Last Reviewed: 09/17/2025

CERT samples Medicare claims during a specific report year, each with a Universe Date, the date the claim entered the Medicare system. The claim with the oldest Universe Date will be reviewed first. For more information about the CERT report year, please visit CMS.gov.

Last Reviewed: 09/17/2025

If the CERT RC disagrees with the original payment of the claim, the MAC is notified and will adjust the claim based on CERT’s decision. Adjustments can be identified on the provider's remittance advice. Palmetto GBA will also send a Teaching and Instruction for Provider (TIP) education letter to the provider regarding the specific reason for the adjustment of the claim. A follow-up phone call may also be made by Palmetto GBA to ensure the provider understands why the claim was adjusted. Please complete the Contact Name and Phone Number section on the barcoded coversheet when submitting medical records to the CERT Contractor. This will assist Palmetto GBA in contacting the appropriate person in the event the claim is found in error for insufficient documentation.

Please note: If the CERT RC agrees with Palmetto GBA’s original determination, the provider is not notified.

Last Reviewed: 09/17/2025

Providers can now access the CERT C3HUB to obtain claim review and documentation status under the claim status search feature. The C3HUB is operated by the CERT Contractor and updated daily. Providers may email JJ.JM.CERT@palmettogba.com for more information about the CERT review. Please do not contact the CERT Contractor for the review results of your claim. Refer to the Medicare Program Integrity Manual, Publication 100-08, Chapter 12 (PDF) for more information about how CERT information is disseminated.

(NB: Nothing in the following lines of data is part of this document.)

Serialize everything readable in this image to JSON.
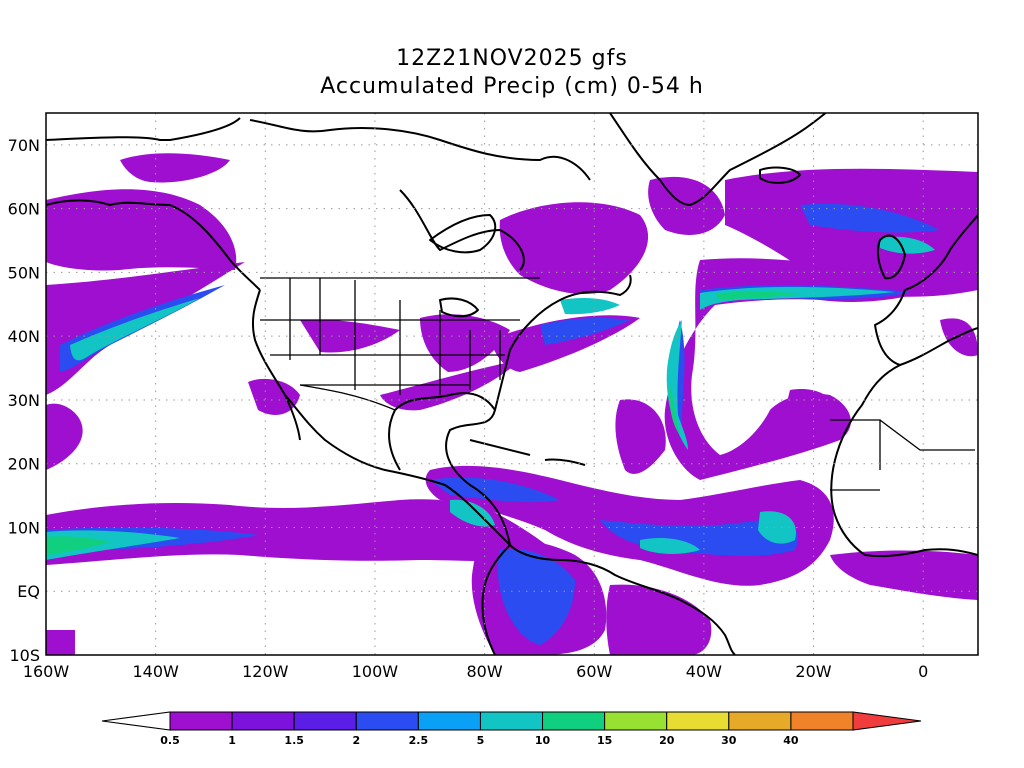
{
  "title": "12Z21NOV2025 gfs",
  "subtitle": "Accumulated Precip (cm) 0-54 h",
  "lat_labels": [
    "70N",
    "60N",
    "50N",
    "40N",
    "30N",
    "20N",
    "10N",
    "EQ",
    "10S"
  ],
  "lon_labels": [
    "160W",
    "140W",
    "120W",
    "100W",
    "80W",
    "60W",
    "40W",
    "20W",
    "0"
  ],
  "colorbar": {
    "labels": [
      "0.5",
      "1",
      "1.5",
      "2",
      "2.5",
      "5",
      "10",
      "15",
      "20",
      "30",
      "40"
    ],
    "colors": [
      "#ffffff",
      "#9f0fcf",
      "#7d12dc",
      "#5a1ee6",
      "#2a4cf0",
      "#0aa0f6",
      "#12c4c4",
      "#10d080",
      "#98e032",
      "#e6dc32",
      "#e6aa28",
      "#f0822a",
      "#f03c3c"
    ]
  },
  "map_extent": {
    "lon_min": -160,
    "lon_max": 10,
    "lat_min": -10,
    "lat_max": 75
  }
}
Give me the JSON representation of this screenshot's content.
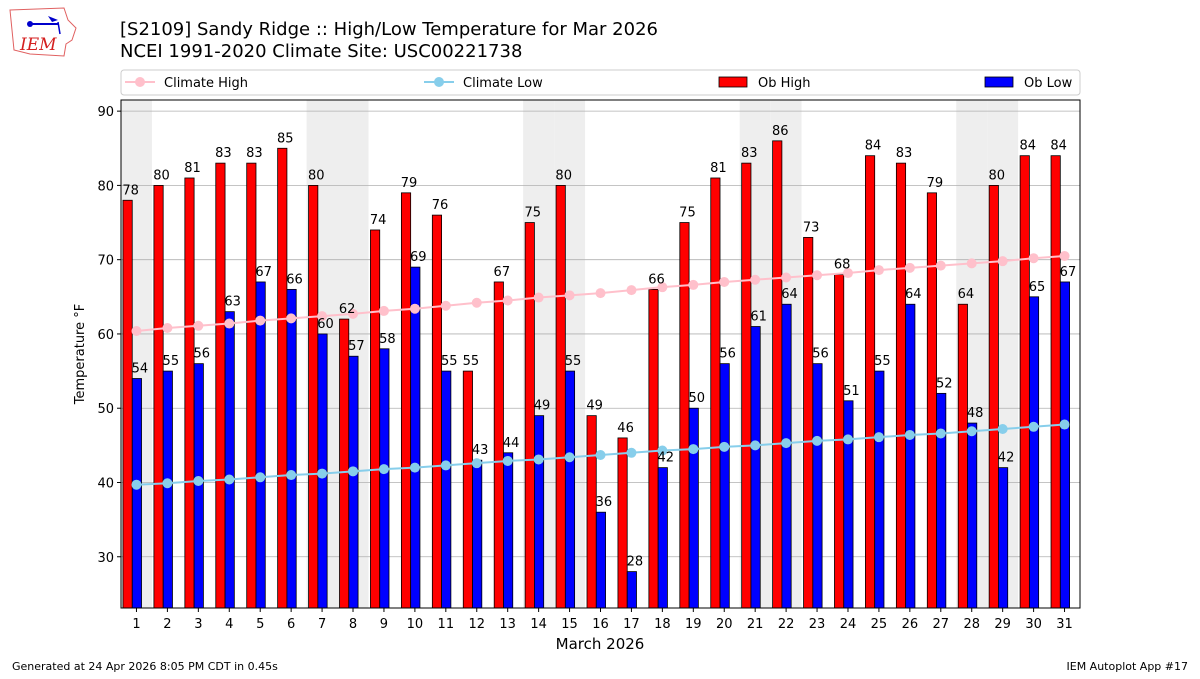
{
  "header": {
    "title_line1": "[S2109] Sandy Ridge :: High/Low Temperature for Mar 2026",
    "title_line2": "NCEI 1991-2020 Climate Site: USC00221738",
    "logo_text": "IEM"
  },
  "footer": {
    "generated": "Generated at 24 Apr 2026 8:05 PM CDT in 0.45s",
    "app": "IEM Autoplot App #17"
  },
  "colors": {
    "ob_high": "#ff0000",
    "ob_low": "#0000ff",
    "climate_high": "#ffc0cb",
    "climate_low": "#87ceeb",
    "weekend_shade": "#eeeeee"
  },
  "chart_data": {
    "type": "bar",
    "title": "[S2109] Sandy Ridge :: High/Low Temperature for Mar 2026",
    "xlabel": "March 2026",
    "ylabel": "Temperature °F",
    "ylim": [
      23.1,
      91.5
    ],
    "yticks": [
      30,
      40,
      50,
      60,
      70,
      80,
      90
    ],
    "grid": true,
    "legend_position": "top",
    "legend": [
      "Climate High",
      "Climate Low",
      "Ob High",
      "Ob Low"
    ],
    "categories": [
      "1",
      "2",
      "3",
      "4",
      "5",
      "6",
      "7",
      "8",
      "9",
      "10",
      "11",
      "12",
      "13",
      "14",
      "15",
      "16",
      "17",
      "18",
      "19",
      "20",
      "21",
      "22",
      "23",
      "24",
      "25",
      "26",
      "27",
      "28",
      "29",
      "30",
      "31"
    ],
    "weekend_days": [
      1,
      7,
      8,
      14,
      15,
      21,
      22,
      28,
      29
    ],
    "series": [
      {
        "name": "Ob High",
        "type": "bar",
        "values": [
          78,
          80,
          81,
          83,
          83,
          85,
          80,
          62,
          74,
          79,
          76,
          55,
          67,
          75,
          80,
          49,
          46,
          66,
          75,
          81,
          83,
          86,
          73,
          68,
          84,
          83,
          79,
          64,
          80,
          84,
          84
        ]
      },
      {
        "name": "Ob Low",
        "type": "bar",
        "values": [
          54,
          55,
          56,
          63,
          67,
          66,
          60,
          57,
          58,
          69,
          55,
          43,
          44,
          49,
          55,
          36,
          28,
          42,
          50,
          56,
          61,
          64,
          56,
          51,
          55,
          64,
          52,
          48,
          42,
          65,
          67
        ]
      },
      {
        "name": "Climate High",
        "type": "line",
        "values": [
          60.4,
          60.8,
          61.1,
          61.4,
          61.8,
          62.1,
          62.4,
          62.7,
          63.1,
          63.4,
          63.8,
          64.2,
          64.5,
          64.9,
          65.2,
          65.5,
          65.9,
          66.3,
          66.6,
          67.0,
          67.3,
          67.6,
          67.9,
          68.2,
          68.6,
          68.9,
          69.2,
          69.5,
          69.8,
          70.2,
          70.5
        ]
      },
      {
        "name": "Climate Low",
        "type": "line",
        "values": [
          39.7,
          39.9,
          40.2,
          40.4,
          40.7,
          41.0,
          41.2,
          41.5,
          41.8,
          42.0,
          42.3,
          42.6,
          42.9,
          43.1,
          43.4,
          43.7,
          44.0,
          44.3,
          44.5,
          44.8,
          45.0,
          45.3,
          45.6,
          45.8,
          46.1,
          46.4,
          46.6,
          46.9,
          47.2,
          47.5,
          47.8
        ]
      }
    ]
  }
}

Palmetto GBA also provides this information within eServices, our free, internet-based self-service portal. (Refer to the eServices User Guide for details.) CERT information can be found in eServices under the eReview tab and then by selecting the eAudit tab. This information is only updated monthly.

Last Reviewed: 09/17/2025

Please review the decision(s) to see specifically what medical records were supplied to the CERT Contractor and what documentation may have been missing. If you don’t agree with the CERT Contractor's review decision. You have one of two options:

1. Send the records to the CERT Contractor as late documentation

  • Submit any additional or missing documentation 
  • Monitor your claim status on the C3Hub to assure the CERT Contractor has completed the review within 120 days

2. Follow the normal redetermination process to appeal if your claim has been adjusted due to the CERT Contractor’s review decision

Last Reviewed: 09/17/2025

The CERT Contractor uses the address on file in the Medicare system when sending letters. Palmetto GBA uses the correspondence address on file in the Medicare system when sending Teaching and Instruction for Providers (TIP) education letters.

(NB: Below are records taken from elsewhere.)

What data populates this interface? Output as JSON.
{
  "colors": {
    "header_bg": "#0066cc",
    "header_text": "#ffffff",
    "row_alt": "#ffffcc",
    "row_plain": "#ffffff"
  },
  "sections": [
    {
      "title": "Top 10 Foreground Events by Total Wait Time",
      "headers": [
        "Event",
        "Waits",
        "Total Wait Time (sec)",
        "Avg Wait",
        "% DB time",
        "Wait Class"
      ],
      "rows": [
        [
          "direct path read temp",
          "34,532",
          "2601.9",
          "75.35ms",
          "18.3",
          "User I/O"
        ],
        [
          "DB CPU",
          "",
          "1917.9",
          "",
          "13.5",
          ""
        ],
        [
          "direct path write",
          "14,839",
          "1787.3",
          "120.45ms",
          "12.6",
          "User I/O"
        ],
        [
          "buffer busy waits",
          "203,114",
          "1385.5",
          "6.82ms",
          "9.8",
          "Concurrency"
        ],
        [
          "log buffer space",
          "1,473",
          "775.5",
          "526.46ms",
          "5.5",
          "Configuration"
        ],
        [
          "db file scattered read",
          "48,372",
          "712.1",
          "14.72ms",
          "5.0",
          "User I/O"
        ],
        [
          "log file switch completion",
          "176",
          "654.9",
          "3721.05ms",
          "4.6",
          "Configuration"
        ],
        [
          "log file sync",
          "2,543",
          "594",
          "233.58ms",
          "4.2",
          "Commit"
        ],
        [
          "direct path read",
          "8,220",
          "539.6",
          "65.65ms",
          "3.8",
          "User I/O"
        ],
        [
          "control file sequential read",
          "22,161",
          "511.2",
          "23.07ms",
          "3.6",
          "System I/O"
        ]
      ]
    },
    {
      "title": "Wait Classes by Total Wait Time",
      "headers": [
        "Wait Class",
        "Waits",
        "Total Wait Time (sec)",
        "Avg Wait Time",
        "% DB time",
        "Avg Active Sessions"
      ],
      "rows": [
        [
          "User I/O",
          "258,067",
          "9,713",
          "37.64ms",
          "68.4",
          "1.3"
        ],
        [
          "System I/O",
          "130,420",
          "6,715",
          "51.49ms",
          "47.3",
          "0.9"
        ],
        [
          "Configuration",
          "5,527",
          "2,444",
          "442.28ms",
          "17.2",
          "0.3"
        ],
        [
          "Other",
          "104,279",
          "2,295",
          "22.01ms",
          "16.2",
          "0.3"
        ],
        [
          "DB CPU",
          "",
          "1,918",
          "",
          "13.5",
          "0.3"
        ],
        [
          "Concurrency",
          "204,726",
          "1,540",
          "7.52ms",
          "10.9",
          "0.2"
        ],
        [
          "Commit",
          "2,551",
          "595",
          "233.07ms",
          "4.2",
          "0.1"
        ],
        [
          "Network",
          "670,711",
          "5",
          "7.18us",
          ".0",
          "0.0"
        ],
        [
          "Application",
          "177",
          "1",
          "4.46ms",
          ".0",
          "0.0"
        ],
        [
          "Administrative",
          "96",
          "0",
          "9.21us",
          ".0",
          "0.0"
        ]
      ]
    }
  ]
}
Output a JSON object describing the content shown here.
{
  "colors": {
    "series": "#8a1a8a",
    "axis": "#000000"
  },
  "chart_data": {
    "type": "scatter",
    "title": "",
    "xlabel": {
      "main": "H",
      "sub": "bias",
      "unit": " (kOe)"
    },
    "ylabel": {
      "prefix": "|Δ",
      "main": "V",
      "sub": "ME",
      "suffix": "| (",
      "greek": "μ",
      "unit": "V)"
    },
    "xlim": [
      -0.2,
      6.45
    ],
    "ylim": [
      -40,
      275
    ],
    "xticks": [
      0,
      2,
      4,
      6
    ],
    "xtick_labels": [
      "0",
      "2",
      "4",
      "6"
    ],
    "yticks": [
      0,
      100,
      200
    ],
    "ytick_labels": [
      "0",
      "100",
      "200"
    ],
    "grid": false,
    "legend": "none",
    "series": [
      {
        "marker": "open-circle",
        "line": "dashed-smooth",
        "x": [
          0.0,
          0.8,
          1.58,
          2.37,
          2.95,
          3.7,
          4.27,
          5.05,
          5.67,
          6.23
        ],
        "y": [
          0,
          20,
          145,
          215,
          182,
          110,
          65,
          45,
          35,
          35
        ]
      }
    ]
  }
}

  • Address changes and provider file updates must be submitted through the internet-based Provider Enrollment, Chain and Ownership System (PECOS), or on the proper Centers for Medicare & Medicaid Services (CMS) form, depending on the type of provider or supplier. A CMS-855I is required for an individual, a CMS-855B (PDF) is required for an organization, and a CMS-855A is required for institutional providers.
  • Find information about the CMS’s change of address information on Provider Enrollment Chain and Ownership System (PECOS)

Last Reviewed: 09/17/2025

All initial letters requesting medical records will be sent to the correspondence address on file in the Provider Enrollment Chain and Ownership System (PECOS)

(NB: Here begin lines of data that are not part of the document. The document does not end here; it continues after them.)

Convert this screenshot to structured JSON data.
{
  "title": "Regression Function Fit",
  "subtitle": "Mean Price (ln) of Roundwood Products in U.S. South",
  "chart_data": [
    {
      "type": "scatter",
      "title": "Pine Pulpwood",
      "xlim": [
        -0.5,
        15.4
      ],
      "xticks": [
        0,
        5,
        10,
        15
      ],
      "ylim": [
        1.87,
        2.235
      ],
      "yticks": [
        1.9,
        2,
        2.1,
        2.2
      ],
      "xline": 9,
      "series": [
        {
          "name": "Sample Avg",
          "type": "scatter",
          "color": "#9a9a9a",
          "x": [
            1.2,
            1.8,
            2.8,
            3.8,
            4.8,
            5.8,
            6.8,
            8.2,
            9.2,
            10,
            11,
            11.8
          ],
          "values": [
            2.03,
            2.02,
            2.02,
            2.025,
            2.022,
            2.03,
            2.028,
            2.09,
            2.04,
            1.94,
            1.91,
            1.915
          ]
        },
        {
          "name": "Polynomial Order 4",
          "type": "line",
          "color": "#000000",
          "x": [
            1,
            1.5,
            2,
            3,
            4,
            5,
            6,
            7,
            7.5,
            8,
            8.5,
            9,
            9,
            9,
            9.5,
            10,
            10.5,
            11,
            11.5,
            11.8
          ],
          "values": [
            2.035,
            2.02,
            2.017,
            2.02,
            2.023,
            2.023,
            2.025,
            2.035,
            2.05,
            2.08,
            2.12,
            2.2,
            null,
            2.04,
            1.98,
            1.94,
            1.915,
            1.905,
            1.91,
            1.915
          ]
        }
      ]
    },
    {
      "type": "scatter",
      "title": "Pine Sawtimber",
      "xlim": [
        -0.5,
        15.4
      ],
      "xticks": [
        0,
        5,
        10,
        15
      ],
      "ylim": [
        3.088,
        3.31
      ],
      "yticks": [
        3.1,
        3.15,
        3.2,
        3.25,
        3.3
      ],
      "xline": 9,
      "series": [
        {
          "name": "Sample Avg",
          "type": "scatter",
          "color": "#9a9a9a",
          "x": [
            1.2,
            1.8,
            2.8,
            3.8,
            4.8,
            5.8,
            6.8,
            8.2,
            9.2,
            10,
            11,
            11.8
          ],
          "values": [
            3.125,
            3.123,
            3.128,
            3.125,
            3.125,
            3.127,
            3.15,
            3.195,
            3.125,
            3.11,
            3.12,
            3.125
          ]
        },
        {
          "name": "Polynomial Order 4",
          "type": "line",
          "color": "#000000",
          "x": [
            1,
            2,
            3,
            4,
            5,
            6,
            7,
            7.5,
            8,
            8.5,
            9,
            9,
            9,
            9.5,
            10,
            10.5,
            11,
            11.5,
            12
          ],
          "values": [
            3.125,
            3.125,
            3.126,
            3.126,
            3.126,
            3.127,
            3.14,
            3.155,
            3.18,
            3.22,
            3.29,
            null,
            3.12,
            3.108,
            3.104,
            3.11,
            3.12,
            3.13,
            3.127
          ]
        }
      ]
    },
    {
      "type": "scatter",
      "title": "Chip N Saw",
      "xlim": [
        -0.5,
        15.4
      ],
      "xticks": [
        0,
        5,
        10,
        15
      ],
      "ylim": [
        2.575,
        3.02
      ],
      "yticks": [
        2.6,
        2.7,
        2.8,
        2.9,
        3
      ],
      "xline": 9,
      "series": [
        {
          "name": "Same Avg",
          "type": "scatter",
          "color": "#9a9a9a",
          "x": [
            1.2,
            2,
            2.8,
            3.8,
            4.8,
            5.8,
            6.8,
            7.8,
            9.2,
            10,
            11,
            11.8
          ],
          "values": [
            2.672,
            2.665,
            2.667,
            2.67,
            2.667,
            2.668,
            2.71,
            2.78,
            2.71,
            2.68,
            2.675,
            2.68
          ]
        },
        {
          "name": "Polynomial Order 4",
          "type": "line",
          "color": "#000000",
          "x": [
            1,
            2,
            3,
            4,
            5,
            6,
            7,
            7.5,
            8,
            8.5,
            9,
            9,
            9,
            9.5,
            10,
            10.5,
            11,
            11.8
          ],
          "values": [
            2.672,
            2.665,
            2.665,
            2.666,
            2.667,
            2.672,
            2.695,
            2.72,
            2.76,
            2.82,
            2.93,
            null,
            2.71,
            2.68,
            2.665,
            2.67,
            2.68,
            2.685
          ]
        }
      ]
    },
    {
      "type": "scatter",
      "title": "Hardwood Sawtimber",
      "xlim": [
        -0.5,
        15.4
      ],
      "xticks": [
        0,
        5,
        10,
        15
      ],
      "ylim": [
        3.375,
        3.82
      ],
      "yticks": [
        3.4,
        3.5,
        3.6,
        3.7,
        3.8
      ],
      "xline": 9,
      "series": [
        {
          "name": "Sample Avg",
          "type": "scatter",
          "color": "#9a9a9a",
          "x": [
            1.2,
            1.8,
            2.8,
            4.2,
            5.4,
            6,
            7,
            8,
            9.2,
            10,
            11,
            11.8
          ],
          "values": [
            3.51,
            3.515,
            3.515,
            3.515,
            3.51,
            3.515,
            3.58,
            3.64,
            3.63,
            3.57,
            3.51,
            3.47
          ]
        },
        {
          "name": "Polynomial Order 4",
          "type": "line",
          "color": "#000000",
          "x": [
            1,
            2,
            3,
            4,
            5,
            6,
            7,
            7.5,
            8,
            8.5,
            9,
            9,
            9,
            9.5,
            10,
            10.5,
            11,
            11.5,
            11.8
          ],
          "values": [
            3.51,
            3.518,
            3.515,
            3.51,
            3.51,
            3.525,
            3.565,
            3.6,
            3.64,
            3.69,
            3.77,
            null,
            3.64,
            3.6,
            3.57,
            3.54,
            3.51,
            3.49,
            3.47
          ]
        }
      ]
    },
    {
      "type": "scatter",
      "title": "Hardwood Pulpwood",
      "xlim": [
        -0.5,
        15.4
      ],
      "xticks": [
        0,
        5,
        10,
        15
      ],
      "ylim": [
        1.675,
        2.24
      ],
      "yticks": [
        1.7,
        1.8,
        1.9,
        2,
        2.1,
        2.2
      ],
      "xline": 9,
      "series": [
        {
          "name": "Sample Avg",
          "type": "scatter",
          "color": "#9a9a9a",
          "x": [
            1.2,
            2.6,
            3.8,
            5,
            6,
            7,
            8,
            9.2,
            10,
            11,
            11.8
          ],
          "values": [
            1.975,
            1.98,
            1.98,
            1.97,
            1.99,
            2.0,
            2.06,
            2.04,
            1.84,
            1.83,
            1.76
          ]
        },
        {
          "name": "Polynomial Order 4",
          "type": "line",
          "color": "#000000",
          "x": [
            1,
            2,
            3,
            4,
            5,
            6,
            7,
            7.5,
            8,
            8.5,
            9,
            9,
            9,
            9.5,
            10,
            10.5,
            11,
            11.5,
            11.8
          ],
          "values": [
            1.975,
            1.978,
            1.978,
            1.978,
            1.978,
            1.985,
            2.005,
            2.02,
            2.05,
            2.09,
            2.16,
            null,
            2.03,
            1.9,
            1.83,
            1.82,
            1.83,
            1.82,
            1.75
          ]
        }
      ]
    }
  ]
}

  • After the initial request letter is sent on a specific CID, providers can designate a point of contact, address and/or phone number for future CERT correspondence related to that CID by calling a CERT Customer Service Representative (CSR) at 888–779–7477
  • Providers with at least five PTANs (Provider Transaction Numbers) or OSCAR (Transaction Access Number and NPI), such as a hospital chain with multiple PTANs, or billing practice with multiple NPIs, who would like to elect a single point of contact can enroll in the “chain address” program. Providers should contact CERT at the above number and/or email address. Please see the CERT Contractor's letter and contact information on the CERT C3Hub for additional information and guidance concerning this.